You expressed independent agency through waving arms and smiling in order to get the attention of your parents. The goal was to amplify those good feeling when you lock eyes and share smiles. That is seeking intimacy.
But when you started getting overstimulated by too much eye contact causing your nervous systems to be overwhelmed, you practiced independence by looking away, by breaking eye contact.
Or, when you were playing alone as a toddler, you were practicing independence as your moved your body and moved toys around. But when you became distressed by a loud noice, by falling over, or just feeling more alone than you wanted to feel, you would seek intimacy with your parent—even if that was just eye contact across the room. When you get older, it could be just hearing the voice of a parent from another room (without even seeing them).
Of course, as a child, when distressed you don’t just seek intimacy with a parent when distressed and you need to help you to returning to joy. Much of the time you seek intimacy with a parent to amplify the joy that came through some independent activity. This is why children are constantly showing their parents what they found, what they made, or what they learned to do. A child is taking something from their independent world and bringing it back into the world of intimacy, back to their joyful connection, their attachment relationship.
This is what Soren was up to when he left his day camp every day. He had learned something and made something while he was without Cyd and Tennyson. But when they came to pick him up, he was not only glad to see them and be with them, he also wanted to show them the artifact from his independent world.
And of course, the attuned parent will understand this and amplify the joy through sharing the wonder and offering encouragement, like Cyd & Tennyson did when they enjoyed Soren’s nature craft.
From the side of the parent, we can think of intimacy and independence as offering care when the child is in distress and offering courage when the child is acting with independence.
At some point the little child’s exploration of independence or longing for intimacy will crash into the expectations, rules, or needs of the parent or other people. Not all acts of independence or intimacy are good or helpful. Sometimes it is time for bed. Sometimes the toy needs to be shared.
What we focusing on is the growing capacity for intimacy and independence. When seeking intimacy or independence creates tensions, when relationships are ruptured because of them, then the secure attachment surrounded by joyful connection will be able to sort it out. Ruptures happen and we do the work to repair them.

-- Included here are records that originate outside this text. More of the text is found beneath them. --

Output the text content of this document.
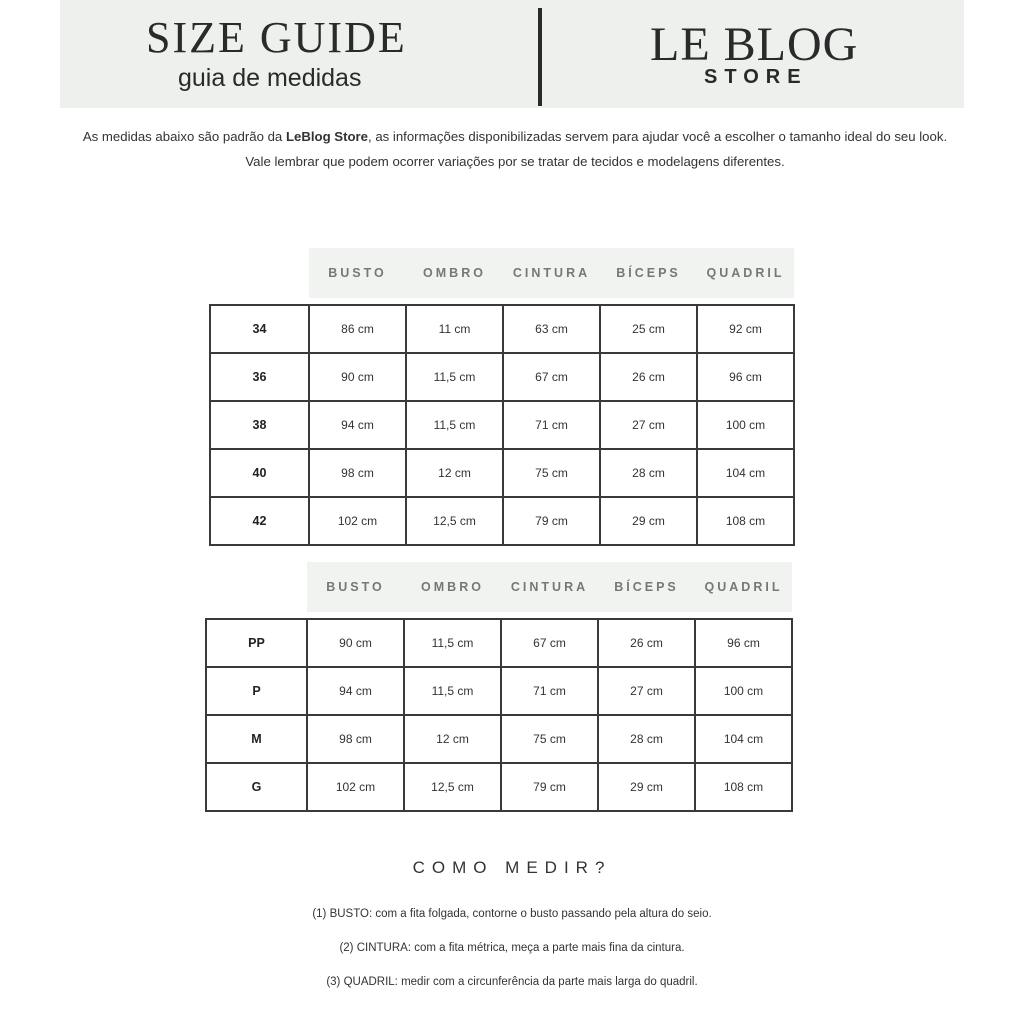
SIZE GUIDE
guia de medidas
LE BLOG
STORE
As medidas abaixo são padrão da LeBlog Store, as informações disponibilizadas servem para ajudar você a escolher o tamanho ideal do seu look. Vale lembrar que podem ocorrer variações por se tratar de tecidos e modelagens diferentes.
	BUSTO	OMBRO	CINTURA	BÍCEPS	QUADRIL

34	86 cm	11 cm	63 cm	25 cm	92 cm
36	90 cm	11,5 cm	67 cm	26 cm	96 cm
38	94 cm	11,5 cm	71 cm	27 cm	100 cm
40	98 cm	12 cm	75 cm	28 cm	104 cm
42	102 cm	12,5 cm	79 cm	29 cm	108 cm
	BUSTO	OMBRO	CINTURA	BÍCEPS	QUADRIL

PP	90 cm	11,5 cm	67 cm	26 cm	96 cm
P	94 cm	11,5 cm	71 cm	27 cm	100 cm
M	98 cm	12 cm	75 cm	28 cm	104 cm
G	102 cm	12,5 cm	79 cm	29 cm	108 cm
COMO MEDIR?
(1) BUSTO: com a fita folgada, contorne o busto passando pela altura do seio.
(2) CINTURA: com a fita métrica, meça a parte mais fina da cintura.
(3) QUADRIL: medir com a circunferência da parte mais larga do quadril.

And over time these two capacities begin to work together. Kids grow up. They need to do more for themselves. You had to learn to use the bathroom, put your own clothes on, and pick up after yourself. At first, your parents helped you with these things. You did them together. But over time, your parent was less involved and you did it on your own.

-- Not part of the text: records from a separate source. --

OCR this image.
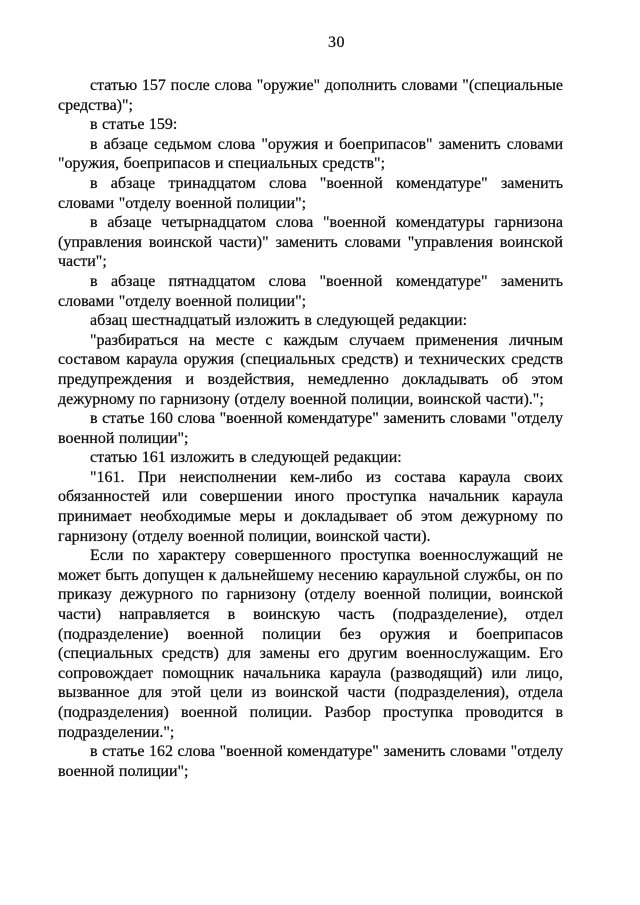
30

статью 157 после слова "оружие" дополнить словами "(специальные средства)";

в статье 159:

в абзаце седьмом слова "оружия и боеприпасов" заменить словами "оружия, боеприпасов и специальных средств";

в абзаце тринадцатом слова "военной комендатуре" заменить словами "отделу военной полиции";

в абзаце четырнадцатом слова "военной комендатуры гарнизона (управления воинской части)" заменить словами "управления воинской части";

в абзаце пятнадцатом слова "военной комендатуре" заменить словами "отделу военной полиции";

абзац шестнадцатый изложить в следующей редакции:

"разбираться на месте с каждым случаем применения личным составом караула оружия (специальных средств) и технических средств предупреждения и воздействия, немедленно докладывать об этом дежурному по гарнизону (отделу военной полиции, воинской части).";

в статье 160 слова "военной комендатуре" заменить словами "отделу военной полиции";

статью 161 изложить в следующей редакции:

"161. При неисполнении кем-либо из состава караула своих обязанностей или совершении иного проступка начальник караула принимает необходимые меры и докладывает об этом дежурному по гарнизону (отделу военной полиции, воинской части).

Если по характеру совершенного проступка военнослужащий не может быть допущен к дальнейшему несению караульной службы, он по приказу дежурного по гарнизону (отделу военной полиции, воинской части) направляется в воинскую часть (подразделение), отдел (подразделение) военной полиции без оружия и боеприпасов (специальных средств) для замены его другим военнослужащим. Его сопровождает помощник начальника караула (разводящий) или лицо, вызванное для этой цели из воинской части (подразделения), отдела (подразделения) военной полиции. Разбор проступка проводится в подразделении.";

в статье 162 слова "военной комендатуре" заменить словами "отделу военной полиции";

Maybe they helped you process your emotions, navigate conflict with friends, advocate for yourself with your teachers. In adolescence, a secure attachment relationship develops through the independence of seeing your parents as real people with faults and flaws (it’s call “de-idealization”) even while maintaining a level of intimacy in the midst of disagreements.

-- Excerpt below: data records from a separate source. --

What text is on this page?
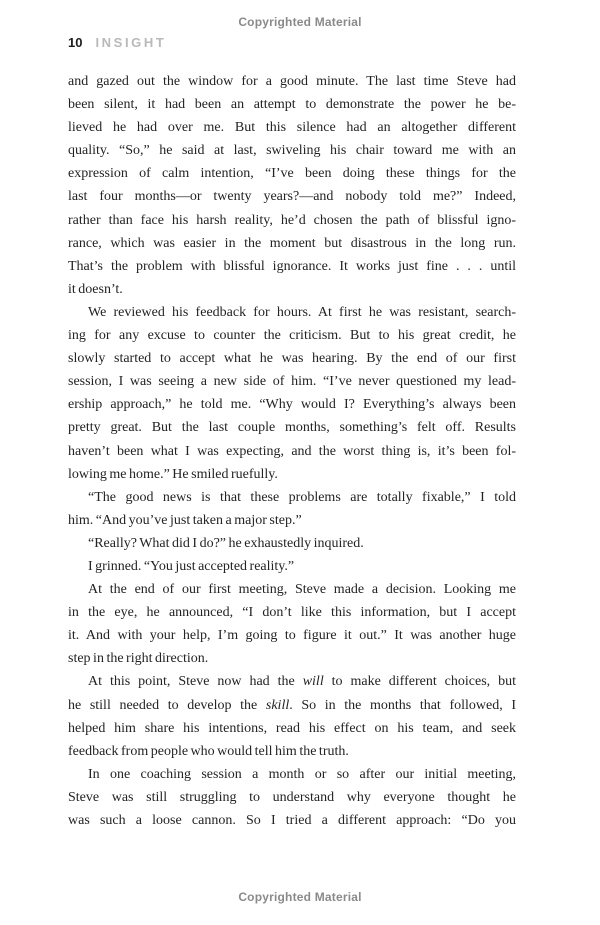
Copyrighted Material
10 INSIGHT
and gazed out the window for a good minute. The last time Steve had
been silent, it had been an attempt to demonstrate the power he be-
lieved he had over me. But this silence had an altogether different
quality. “So,” he said at last, swiveling his chair toward me with an
expression of calm intention, “I’ve been doing these things for the
last four months—or twenty years?—and nobody told me?” Indeed,
rather than face his harsh reality, he’d chosen the path of blissful igno-
rance, which was easier in the moment but disastrous in the long run.
That’s the problem with blissful ignorance. It works just fine . . . until
it doesn’t.
We reviewed his feedback for hours. At first he was resistant, search-
ing for any excuse to counter the criticism. But to his great credit, he
slowly started to accept what he was hearing. By the end of our first
session, I was seeing a new side of him. “I’ve never questioned my lead-
ership approach,” he told me. “Why would I? Everything’s always been
pretty great. But the last couple months, something’s felt off. Results
haven’t been what I was expecting, and the worst thing is, it’s been fol-
lowing me home.” He smiled ruefully.
“The good news is that these problems are totally fixable,” I told
him. “And you’ve just taken a major step.”
“Really? What did I do?” he exhaustedly inquired.
I grinned. “You just accepted reality.”
At the end of our first meeting, Steve made a decision. Looking me
in the eye, he announced, “I don’t like this information, but I accept
it. And with your help, I’m going to figure it out.” It was another huge
step in the right direction.
At this point, Steve now had the will to make different choices, but
he still needed to develop the skill. So in the months that followed, I
helped him share his intentions, read his effect on his team, and seek
feedback from people who would tell him the truth.
In one coaching session a month or so after our initial meeting,
Steve was still struggling to understand why everyone thought he
was such a loose cannon. So I tried a different approach: “Do you
Copyrighted Material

Wrong Way to Think of Intimacy and Independence
You might think of intimacy and independence like a teeter-totter. Either we’re being intimate together, or we’re doing things alone. One or the other. We must be sure not to think of intimacy and independence on a continuum, on a single line. You might shift between intimacy and independence on your calendar, trying to balance spending time with others and doing some things alone. But that does not make them opposites.